To compensate for the imbalance, Iran has developed “asymmetrical” responses - ballistic missiles, deadly drones and a web of militia allies in Iraq, Syria, Lebanon and Yemen, among other things - with the aim of being able to inflict pain while avoiding the traditional battlefield.

Drones threat

Iran has used drones to harass the US naval presence around the Arabian Gulf, augment its influence in Syria and Iraq, and attack or threaten the critical infrastructure of US allies in the region. To neutralize the Iranian drone threat, the US should pursue a strategy based on raising the costs of further attacks, investing in counter-drone technologies, and extending the UN arms embargo.

“Iran is poised to blow through additional nuclear deal restrictions in the next few weeks. This is the crucial time to avoid an escalation of the situation,” said Daryl Kimball, Executive Director of the Arms Control Association, an organization that has closely tracked nuclear negotiations involving Iran.

One reason for a sense of urgency among some U.S. officials as well as those outside the American government is that Iran holds presidential elections in June, with the campaign season kicking off in May. The politics surrounding the 2015 nuclear agreement are very sensitive in Iran, so the mullahs’ regime is unlikely to allow any major moves on it amid a campaign.

Unmanned aerial vehicles (UAV) drill held by Iranian army in Semnan, Iran on January 5, 2021. (Getty)
Unmanned aerial vehicles (UAV) drill held by Iranian army in Semnan, Iran on January 5, 2021. (Getty)

Iran - China

For Iran, China is its most important potential savior in midst of the US embargo as it is Tehran’s first trading partner. Beijing was the first destination for Iran’s Foreign Minister, Mohammad Javad Zarif after the US withdrawal from the nuclear deal. This highlights the importance of China to Iran at present and reflects the possibility of China-Iran trade and investment cooperation continuing conditioned upon developing a secure financial transaction mechanism between the two countries.

According to Khamenei, there are two potential ways to confront the sanctions –  either "begging sanctioners to lift sanctions" which would prompt them to roll out "a few arrogant demands" or "using domestic sources to produce sanctioned products."

Iran’s Defense Ministry unveiled a mass of new drones over the weekend for the Islamic Republic’s army and air force. According to Tehran, the drones have advanced capabilities and can fly more than 1,000 km., which means they could reach Israel from Iran.

“This would rival the best drones that the US and other countries are now using.

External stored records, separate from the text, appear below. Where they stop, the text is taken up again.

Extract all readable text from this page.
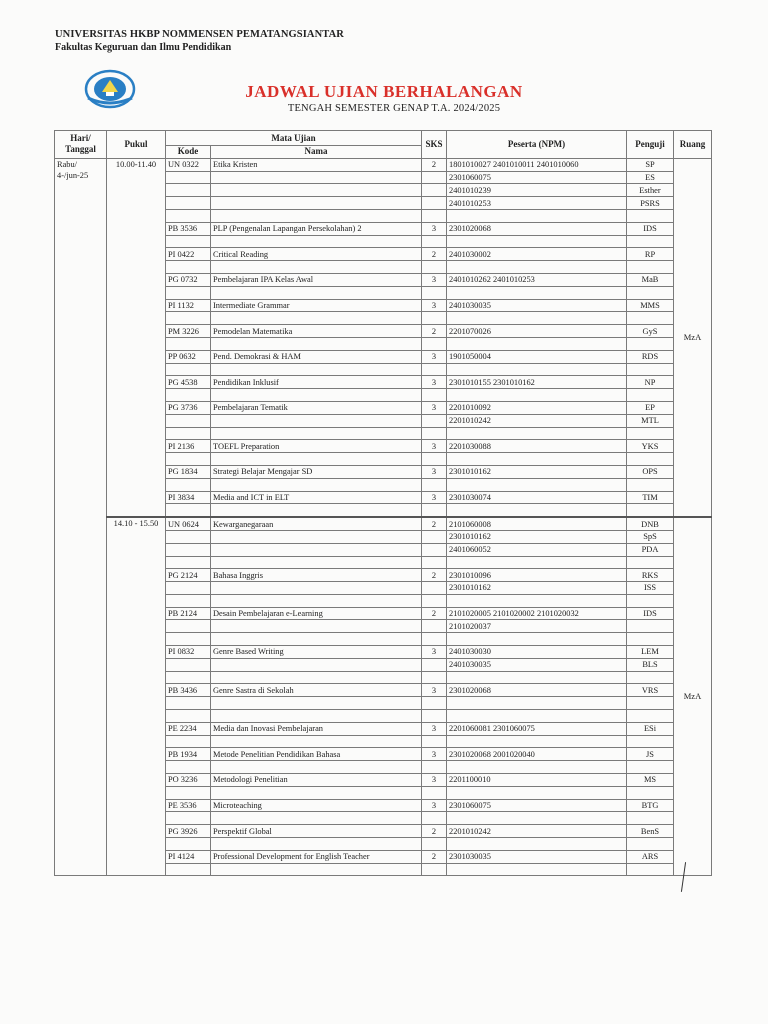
UNIVERSITAS HKBP NOMMENSEN PEMATANGSIANTAR
Fakultas Keguruan dan Ilmu Pendidikan
JADWAL UJIAN BERHALANGAN
TENGAH SEMESTER GENAP T.A. 2024/2025
Hari/
Tanggal	Pukul	Mata Ujian		SKS	Peserta (NPM)	Penguji	Ruang
		Kode	Nama				
Rabu/
4-/jun-25	10.00-11.40	UN 0322	Etika Kristen	2	1801010027 2401010011 2401010060	SP	MzA
					2301060075	ES	
					2401010239	Esther	
					2401010253	PSRS	

		PB 3536	PLP (Pengenalan Lapangan Persekolahan) 2	3	2301020068	IDS	

		PI 0422	Critical Reading	2	2401030002	RP	

		PG 0732	Pembelajaran IPA Kelas Awal	3	2401010262 2401010253	MaB	

		PI 1132	Intermediate Grammar	3	2401030035	MMS	

		PM 3226	Pemodelan Matematika	2	2201070026	GyS	

		PP 0632	Pend. Demokrasi & HAM	3	1901050004	RDS	

		PG 4538	Pendidikan Inklusif	3	2301010155 2301010162	NP	

		PG 3736	Pembelajaran Tematik	3	2201010092	EP	
					2201010242	MTL	

		PI 2136	TOEFL Preparation	3	2201030088	YKS	

		PG 1834	Strategi Belajar Mengajar SD	3	2301010162	OPS	

		PI 3834	Media and ICT in ELT	3	2301030074	TIM	

	14.10 - 15.50	UN 0624	Kewarganegaraan	2	2101060008	DNB	MzA
					2301010162	SpS	
					2401060052	PDA	

		PG 2124	Bahasa Inggris	2	2301010096	RKS	
					2301010162	ISS	

		PB 2124	Desain Pembelajaran e-Learning	2	2101020005 2101020002 2101020032	IDS	
					2101020037		

		PI 0832	Genre Based Writing	3	2401030030	LEM	
					2401030035	BLS	

		PB 3436	Genre Sastra di Sekolah	3	2301020068	VRS	

		PE 2234	Media dan Inovasi Pembelajaran	3	2201060081 2301060075	ESi	

		PB 1934	Metode Penelitian Pendidikan Bahasa	3	2301020068 2001020040	JS	

		PO 3236	Metodologi Penelitian	3	2201100010	MS	

		PE 3536	Microteaching	3	2301060075	BTG	

		PG 3926	Perspektif Global	2	2201010242	BenS	

		PI 4124	Professional Development for English Teacher	2	2301030035	ARS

These drones have a range of up to 1,500 km, and can fly for several hours. It is a message to Israel, the US and their allies – We can reach you.” wrote Seth J. Frantzman, the Middle East affairs analyst at The Jerusalem Post.

Radical terrorism in its many forms remains the most immediate global threat. The Lebanon-based Hezbollah has a long history of executing terrorist attacks against American targets in the Middle East at Iran’s direction. Such state-sponsored terrorist attacks pose the Iran’s greatest potential threats to the U.S. homeland, at least until Iran develops a long-range ballistic missile capable of targeting the United States.

Iran will likely continue to enhance the precision and increase the range of its solid-fuel, Fateh-family of ballistic missiles, while also seeking to improve pre-launch survivability. In parallel, Tehran is likely to build a capacity to develop real-time targeting using unscrewed aerial vehicles and drones.

It is expected that Iran will continue to target maritime navigation in the Gulf waters, and continue to target the Kingdom of Saudi Arabia from Yemen, in parallel with its refusal to negotiate with the United States over the nuclear issue. Iran wants to obtain greater privileges and raise the ceiling of its demands with the U.S., as well as to reach a direct agreement with the U.S. and put aside the Europeans. The Iranian escalation comes due to the lack of a deterrent force or the inability of the U.S. and Europe to document Iran's violations which can be attributed to American and European avoidance of any security escalation in the Strait of Hormuz for economic reasons.